Boldra has asked for the wisdom of the Perl Monks concerning the following question:

This may quickly become a golf question, a colleague wrote a subroutine over 50 lines to solve this one.

I have an array which looks a lot like a hash. It has key/value pairs, and has a guaranteed even length. The only thing stopping it from being a hash is that some keys are repeated. I want to turn it into a hash, by making each value into an arrayref containing all the values with that key. eg.
$in = [ one => 1, two => 2, two => '2.003' ]; # must become $out = { one => [1], two => [ 2, '2.003' ] };
The order of the values in the original array is not important (as if it were a hash), and the order of the values in the new array refs is also unimportant.


Update
I should have mentioned, I'm stuck with perl5.6 for this task. I would, however, be interested in how it might look in perl6!


- Boldra

Replies are listed 'Best First'.
Re: my array is almost a hash, but keys are not unique.
by ELISHEVA (Prior) on Apr 03, 2009 at 08:31 UTC

    50 lines? What language? A slightly more efficient option:

    my $in = [ one => 1, two => 2, two => '2.003' ]; my $out = {}; for(my $i=0; $i<$#$in; $i+=2) { push @{$out->{$in->[$i]}}, $in->[$i+1]; }

    or for a game of golf

    my $i=0; push(@{$out->{$in->[$i++]}},$in->[$i++]) while $i<$#$in;

    Best, beth

      Well, I don't want to embarrass him too much, but his approach was to step through the array, look at each element and guess whether it was meant to be a key or a value, then use a '$last_key' variable to put the value into a new hash. There's also quite a bit of warning code in his routine, leftover from debugging.


      - Boldra

      The golfed version may not 'Do The Right Thing'™ due to the uncertainty of the order of evaluation of the two increments, and even if it works today, it may not work tomorrow with a different version of Perl.
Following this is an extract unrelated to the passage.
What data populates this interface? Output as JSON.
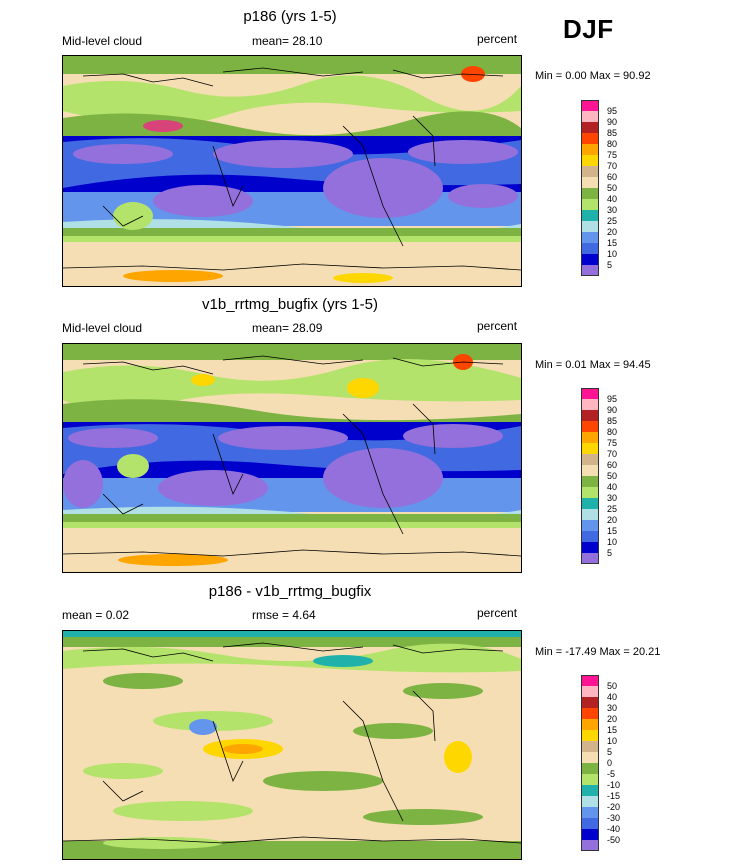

      True laziness is hard work

        Which is exactly why I offered it as a golfed version only - but I probably should have mentioned that lest someone use the golfed version in production code. Hopefully you've saved someone a world of trouble.

        Being an old C programmer, I was taught never to trust the order of evaluation of parameters (right to left, left to right or something in between). But it does seem to work consistently on my version of Perl (5.8.8) - raising the question: does Perl have a defined order of evaluation for parameters or is it like "other languages" and leaves order to the optimizer and compiler implementation? I looked for a citation either way this AM and had no luck.

        Best, beth

Re: my array is almost a hash, but keys are not unique. (Perl 6)
by moritz (Cardinal) on Apr 03, 2009 at 08:53 UTC
    Note that in Perl 6 => constructs a Pair, it's not the same as a comma.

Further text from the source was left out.